Um dia, conversando com Sua Excelência acerca dos tais índios, sugeri-lhe um método prático e barato de exterminá-los, sem ter que apelar para tiroteios e vigilâncias. “Ao invés de queimar as roupas”, disse-lhe, “basta ordenar que elas sejam colocadas nos locais que os índios frequentam. Eles irão por certo apossar-se delas, e daí a pouco extinguir-se-ão como fogo-fátuo”. Pois bem: o Presidente seguiu meu conselho, e foi dito e feito. Em poucos meses, ninguém mais ouviu falar das atrocidades dos índios. Quatro ou cinco tribos foram totalmente dizimadas! A bexiga faz o diabo entre os índios! (WALLACE)
Boanerges Lopes de Sousa (1928) - Purupuru
O General Dionísio verificou que os índios habitantes do Cassiquiare sofriam - em sua generalidade - de uma moléstia cutânea, a que dão no Amazonas o nome de Purupuru e que consiste - ora na perda do pigmento, deixando a descoberto as manchas brancas - ora adquirindo uma cor bronzeada. É a mesma doença dos índios do Içana e afluentes. (SOUZA)
Ettore Biocca (1944) - Puru-Puru
A difusão da espiroquetose discrômica (Puru-Puru, Pinta, etc.) entre os índios da região do Alto Rio Negro é em grande parte relacionada a duas maneiras de transmissão: ritual e criminosa. Para tribos inteiras, as manchas do Puru-Puru são quase um distintivo nacional. Nas festas mágicas, das quais podem participar os adultos e os moços depois da puberdade, é realizada a transmissão da infecção por meio de violentas fustigações recíprocas, feitas com um adabi (chicote ritual), que, provocando o sangramento das lesões, funciona como meio de transmissão. A transmissão ritual entre membros da mesma tribo é substituída pela transmissão criminosa contra os estrangeiros não queridos (índios ou brancos). Os índios depõem gotas de sangue infectante, retirado da margem das lesões mais recentes, em alimentos, preferivelmente irritantes da mucosa bucal, para assim facilitar a penetração dos treponemas. Outros sistemas de transmissão criminosa são também usados, como a contaminação com sangue infectante de banquinhos de madeira, etc. ( BIOCCA)

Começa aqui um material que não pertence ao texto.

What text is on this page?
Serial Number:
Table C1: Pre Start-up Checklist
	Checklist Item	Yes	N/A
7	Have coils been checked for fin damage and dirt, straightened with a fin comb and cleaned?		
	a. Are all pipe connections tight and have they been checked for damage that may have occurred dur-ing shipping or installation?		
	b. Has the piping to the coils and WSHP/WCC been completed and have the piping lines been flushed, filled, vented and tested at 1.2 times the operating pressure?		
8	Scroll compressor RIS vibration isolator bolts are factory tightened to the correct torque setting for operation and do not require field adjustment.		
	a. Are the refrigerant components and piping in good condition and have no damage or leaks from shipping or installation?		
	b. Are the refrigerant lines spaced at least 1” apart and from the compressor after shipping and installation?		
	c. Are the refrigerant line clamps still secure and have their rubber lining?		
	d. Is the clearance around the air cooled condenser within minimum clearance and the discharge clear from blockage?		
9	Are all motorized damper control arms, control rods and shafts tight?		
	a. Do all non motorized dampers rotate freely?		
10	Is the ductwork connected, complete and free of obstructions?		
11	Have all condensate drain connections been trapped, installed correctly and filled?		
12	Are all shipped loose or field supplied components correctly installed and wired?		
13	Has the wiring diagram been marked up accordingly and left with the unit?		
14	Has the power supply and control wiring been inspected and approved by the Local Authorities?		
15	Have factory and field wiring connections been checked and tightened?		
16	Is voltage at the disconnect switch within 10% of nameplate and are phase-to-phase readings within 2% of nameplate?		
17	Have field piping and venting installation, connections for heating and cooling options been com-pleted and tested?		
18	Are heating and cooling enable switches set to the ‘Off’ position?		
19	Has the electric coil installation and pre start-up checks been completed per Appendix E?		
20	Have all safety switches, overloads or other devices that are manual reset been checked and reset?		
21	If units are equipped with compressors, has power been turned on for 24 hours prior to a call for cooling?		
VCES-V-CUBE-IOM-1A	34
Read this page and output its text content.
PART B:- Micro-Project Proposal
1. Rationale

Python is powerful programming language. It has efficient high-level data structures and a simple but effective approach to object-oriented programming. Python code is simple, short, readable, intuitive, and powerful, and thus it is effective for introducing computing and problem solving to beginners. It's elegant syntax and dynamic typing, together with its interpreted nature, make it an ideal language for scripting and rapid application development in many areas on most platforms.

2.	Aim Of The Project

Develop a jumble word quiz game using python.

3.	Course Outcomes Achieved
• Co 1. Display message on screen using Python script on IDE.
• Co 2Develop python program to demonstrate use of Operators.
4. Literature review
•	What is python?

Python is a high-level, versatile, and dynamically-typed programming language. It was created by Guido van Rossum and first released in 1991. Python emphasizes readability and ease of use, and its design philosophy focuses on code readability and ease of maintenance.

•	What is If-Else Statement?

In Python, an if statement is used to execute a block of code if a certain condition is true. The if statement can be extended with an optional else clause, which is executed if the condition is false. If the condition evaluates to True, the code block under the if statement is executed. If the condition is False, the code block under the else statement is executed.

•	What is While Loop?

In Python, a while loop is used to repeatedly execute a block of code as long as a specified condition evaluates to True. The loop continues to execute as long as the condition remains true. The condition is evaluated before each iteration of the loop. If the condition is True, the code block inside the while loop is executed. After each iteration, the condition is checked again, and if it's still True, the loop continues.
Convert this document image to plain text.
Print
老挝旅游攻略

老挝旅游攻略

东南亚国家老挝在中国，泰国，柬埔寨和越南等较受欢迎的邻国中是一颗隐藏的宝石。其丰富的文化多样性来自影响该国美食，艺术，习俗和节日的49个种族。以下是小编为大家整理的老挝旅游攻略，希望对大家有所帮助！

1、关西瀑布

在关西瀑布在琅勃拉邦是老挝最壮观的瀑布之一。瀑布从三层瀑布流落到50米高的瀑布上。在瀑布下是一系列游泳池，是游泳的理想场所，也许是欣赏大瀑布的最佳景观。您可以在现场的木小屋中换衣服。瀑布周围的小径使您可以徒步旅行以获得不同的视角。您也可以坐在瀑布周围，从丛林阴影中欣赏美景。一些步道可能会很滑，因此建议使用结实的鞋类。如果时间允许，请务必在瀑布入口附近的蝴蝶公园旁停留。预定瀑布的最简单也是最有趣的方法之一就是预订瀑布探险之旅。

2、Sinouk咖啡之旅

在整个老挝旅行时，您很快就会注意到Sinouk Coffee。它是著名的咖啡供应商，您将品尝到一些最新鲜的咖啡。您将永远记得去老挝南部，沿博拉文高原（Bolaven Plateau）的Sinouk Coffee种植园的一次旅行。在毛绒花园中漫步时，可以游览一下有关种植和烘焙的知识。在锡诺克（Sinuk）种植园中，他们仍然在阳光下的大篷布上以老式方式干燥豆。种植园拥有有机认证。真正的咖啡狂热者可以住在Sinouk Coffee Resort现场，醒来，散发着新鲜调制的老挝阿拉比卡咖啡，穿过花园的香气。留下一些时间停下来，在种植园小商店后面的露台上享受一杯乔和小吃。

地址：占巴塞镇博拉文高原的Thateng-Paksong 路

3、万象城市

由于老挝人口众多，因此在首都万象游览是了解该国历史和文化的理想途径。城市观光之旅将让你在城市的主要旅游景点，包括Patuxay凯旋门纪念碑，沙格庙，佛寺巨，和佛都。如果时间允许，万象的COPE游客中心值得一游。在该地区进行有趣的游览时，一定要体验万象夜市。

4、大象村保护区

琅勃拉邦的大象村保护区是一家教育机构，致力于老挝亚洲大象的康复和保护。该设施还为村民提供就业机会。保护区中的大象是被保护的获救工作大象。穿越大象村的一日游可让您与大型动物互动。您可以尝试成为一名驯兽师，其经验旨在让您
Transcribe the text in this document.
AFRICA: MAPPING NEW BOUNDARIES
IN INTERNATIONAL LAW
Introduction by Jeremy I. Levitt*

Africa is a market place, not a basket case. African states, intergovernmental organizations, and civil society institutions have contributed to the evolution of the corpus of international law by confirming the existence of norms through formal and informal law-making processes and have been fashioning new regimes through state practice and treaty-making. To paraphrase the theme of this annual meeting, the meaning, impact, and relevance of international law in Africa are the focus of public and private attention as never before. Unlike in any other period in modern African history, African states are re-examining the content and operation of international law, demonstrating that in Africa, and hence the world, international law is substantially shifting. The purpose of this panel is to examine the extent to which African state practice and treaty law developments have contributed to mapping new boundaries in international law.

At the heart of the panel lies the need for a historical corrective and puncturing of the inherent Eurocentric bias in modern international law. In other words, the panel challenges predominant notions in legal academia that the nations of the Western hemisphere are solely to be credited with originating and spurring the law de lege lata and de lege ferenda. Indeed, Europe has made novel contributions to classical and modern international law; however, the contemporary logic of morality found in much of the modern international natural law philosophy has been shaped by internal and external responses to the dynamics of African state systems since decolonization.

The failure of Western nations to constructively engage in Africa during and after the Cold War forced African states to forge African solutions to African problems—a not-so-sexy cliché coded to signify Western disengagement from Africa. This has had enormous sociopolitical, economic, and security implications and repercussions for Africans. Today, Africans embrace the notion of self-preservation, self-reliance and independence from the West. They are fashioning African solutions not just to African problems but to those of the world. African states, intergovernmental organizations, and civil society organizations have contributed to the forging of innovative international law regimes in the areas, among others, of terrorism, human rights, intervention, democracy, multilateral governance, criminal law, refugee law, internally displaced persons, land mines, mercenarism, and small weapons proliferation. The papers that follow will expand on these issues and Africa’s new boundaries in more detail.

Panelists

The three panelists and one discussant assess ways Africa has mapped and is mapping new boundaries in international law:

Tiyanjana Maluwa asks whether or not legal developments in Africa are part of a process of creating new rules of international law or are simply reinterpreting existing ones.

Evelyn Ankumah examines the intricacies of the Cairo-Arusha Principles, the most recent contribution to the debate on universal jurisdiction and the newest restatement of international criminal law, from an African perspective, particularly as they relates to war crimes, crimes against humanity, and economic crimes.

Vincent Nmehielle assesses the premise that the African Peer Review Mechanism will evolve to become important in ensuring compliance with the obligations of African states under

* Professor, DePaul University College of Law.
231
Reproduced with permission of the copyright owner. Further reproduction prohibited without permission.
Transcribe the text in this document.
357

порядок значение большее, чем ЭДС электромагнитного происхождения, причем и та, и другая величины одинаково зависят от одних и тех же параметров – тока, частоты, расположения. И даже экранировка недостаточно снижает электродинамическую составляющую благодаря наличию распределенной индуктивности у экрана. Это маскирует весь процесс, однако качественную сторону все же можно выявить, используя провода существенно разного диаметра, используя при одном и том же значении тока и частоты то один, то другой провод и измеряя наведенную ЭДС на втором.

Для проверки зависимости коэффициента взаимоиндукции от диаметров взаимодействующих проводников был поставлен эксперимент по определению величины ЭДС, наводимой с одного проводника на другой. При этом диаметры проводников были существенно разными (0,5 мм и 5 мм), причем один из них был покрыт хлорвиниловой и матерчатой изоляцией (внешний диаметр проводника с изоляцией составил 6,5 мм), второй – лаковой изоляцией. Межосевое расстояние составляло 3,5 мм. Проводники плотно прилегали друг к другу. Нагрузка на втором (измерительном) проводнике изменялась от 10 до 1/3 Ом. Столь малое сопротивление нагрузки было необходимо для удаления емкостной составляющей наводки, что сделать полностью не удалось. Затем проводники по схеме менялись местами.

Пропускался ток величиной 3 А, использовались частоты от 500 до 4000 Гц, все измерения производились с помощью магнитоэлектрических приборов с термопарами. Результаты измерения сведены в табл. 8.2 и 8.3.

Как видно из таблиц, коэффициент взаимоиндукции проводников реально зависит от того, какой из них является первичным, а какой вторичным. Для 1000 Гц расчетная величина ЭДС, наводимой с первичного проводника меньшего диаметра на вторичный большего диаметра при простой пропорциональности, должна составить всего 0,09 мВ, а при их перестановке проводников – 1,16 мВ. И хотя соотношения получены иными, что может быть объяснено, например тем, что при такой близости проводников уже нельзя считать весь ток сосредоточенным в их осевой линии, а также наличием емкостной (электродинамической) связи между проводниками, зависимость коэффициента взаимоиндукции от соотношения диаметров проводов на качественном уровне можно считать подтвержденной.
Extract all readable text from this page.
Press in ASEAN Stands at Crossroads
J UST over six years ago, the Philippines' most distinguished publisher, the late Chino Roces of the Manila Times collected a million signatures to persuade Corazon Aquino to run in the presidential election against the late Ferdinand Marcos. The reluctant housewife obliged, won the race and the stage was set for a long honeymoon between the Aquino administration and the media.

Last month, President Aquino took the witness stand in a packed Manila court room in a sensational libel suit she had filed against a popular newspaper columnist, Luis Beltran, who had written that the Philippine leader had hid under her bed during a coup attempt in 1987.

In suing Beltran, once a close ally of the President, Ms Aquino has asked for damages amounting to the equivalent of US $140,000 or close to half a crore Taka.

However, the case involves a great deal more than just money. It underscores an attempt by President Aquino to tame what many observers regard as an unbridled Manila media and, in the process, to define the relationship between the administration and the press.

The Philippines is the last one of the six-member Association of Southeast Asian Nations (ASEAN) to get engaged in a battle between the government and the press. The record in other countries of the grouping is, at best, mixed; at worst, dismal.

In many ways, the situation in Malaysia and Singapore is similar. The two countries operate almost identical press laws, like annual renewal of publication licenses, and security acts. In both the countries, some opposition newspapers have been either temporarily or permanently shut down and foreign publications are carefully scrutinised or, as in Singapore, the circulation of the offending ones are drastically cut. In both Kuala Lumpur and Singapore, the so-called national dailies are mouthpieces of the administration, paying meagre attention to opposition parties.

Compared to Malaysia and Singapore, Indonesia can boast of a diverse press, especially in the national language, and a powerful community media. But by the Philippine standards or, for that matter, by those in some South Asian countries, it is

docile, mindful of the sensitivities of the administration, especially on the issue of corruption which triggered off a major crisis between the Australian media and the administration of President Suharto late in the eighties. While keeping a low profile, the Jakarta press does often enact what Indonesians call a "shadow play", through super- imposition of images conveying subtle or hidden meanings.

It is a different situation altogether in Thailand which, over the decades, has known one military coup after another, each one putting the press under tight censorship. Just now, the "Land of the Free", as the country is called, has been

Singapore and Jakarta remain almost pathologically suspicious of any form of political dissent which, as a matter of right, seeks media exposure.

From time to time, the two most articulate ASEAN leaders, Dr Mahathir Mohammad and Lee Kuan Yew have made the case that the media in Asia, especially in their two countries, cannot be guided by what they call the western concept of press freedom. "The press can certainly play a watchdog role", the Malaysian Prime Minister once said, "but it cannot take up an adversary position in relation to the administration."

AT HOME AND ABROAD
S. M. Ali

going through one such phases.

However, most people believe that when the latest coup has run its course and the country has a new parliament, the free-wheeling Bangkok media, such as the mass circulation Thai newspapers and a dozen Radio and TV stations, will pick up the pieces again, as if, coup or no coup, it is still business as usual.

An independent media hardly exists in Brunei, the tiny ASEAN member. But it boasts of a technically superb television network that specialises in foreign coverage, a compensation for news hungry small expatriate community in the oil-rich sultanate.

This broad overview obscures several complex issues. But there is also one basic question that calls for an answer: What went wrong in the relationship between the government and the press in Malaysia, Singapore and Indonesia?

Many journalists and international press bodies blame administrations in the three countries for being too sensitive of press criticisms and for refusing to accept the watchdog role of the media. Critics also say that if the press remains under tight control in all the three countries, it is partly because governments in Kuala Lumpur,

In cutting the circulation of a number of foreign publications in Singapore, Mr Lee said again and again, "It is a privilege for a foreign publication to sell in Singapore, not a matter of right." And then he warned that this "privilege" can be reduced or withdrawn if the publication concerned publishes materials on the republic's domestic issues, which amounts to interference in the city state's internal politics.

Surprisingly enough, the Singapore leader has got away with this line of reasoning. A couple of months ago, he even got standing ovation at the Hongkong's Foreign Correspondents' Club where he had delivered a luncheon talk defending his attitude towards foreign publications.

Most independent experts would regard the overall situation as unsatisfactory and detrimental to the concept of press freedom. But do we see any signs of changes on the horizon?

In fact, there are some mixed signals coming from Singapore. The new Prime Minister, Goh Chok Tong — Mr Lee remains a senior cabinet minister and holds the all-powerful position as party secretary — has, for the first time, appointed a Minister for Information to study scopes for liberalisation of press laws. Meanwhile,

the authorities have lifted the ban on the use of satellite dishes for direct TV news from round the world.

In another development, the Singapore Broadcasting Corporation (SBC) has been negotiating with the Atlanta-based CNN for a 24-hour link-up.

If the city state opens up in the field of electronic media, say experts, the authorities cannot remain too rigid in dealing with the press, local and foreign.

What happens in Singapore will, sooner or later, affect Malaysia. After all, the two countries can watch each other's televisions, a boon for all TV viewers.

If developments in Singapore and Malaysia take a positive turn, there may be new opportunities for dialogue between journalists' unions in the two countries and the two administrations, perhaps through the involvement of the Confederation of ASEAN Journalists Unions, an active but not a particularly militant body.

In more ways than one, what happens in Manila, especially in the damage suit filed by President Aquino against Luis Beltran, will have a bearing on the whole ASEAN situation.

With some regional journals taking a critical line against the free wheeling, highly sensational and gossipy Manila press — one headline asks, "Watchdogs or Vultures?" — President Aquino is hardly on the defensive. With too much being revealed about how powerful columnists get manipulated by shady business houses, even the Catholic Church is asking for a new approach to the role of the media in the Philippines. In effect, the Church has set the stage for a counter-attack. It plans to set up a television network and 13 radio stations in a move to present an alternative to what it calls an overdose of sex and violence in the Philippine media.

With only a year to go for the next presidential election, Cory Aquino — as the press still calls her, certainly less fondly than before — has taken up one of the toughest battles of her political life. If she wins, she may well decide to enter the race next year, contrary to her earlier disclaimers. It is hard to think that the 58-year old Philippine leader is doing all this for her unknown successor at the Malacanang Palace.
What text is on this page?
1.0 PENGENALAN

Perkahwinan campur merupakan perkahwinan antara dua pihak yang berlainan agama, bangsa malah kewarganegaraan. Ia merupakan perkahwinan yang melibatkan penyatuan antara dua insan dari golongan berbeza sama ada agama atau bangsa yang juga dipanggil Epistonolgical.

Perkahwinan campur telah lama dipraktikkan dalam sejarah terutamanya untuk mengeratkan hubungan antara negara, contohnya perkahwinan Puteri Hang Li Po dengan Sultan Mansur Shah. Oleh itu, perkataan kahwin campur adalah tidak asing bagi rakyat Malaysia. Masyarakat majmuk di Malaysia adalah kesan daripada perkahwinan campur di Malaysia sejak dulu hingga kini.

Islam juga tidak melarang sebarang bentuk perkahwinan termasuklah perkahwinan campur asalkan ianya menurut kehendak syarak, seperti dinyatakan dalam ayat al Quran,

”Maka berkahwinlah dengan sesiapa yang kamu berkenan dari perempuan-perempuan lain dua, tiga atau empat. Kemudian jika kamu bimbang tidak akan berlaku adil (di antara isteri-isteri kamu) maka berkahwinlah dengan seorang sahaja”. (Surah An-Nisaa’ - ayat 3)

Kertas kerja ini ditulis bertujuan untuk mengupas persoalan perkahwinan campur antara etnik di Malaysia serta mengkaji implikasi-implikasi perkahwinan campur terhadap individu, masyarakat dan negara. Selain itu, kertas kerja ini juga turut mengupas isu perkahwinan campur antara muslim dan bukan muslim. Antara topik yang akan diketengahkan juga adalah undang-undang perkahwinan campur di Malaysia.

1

José Cândido de Melo Carvalho (1949) - Purupuru
Tunuí é uma povoação em Lugar alto, ao pé da serra do mesmo nome, dominando amplamente a cachoeira e longo trecho do Rio (Içana). Do lado da serra, há cinco casas, três do outro, e uma mais isolada junto às primeiras. Uma capelinha domina o ponto mais alto da povoação. Os índios desse local - quase todos Baniwas - são numerosos e muito tímidos. Conhecem mal o português. Muitos trazem claramente estampadas no corpo as marcas brancas da doença por eles denominada de Purupuru. Esse mal, ocasionado por um espiroqueta do sangue circulante, (Treponema carateum) parece ser responsável, além de outras coisas, por um desiquilíbrio da pigmentação da pele, albina nuns pontos e inteiramente melânica em outros, notadamente em torno dos olhos e do nariz. (CARVALHO)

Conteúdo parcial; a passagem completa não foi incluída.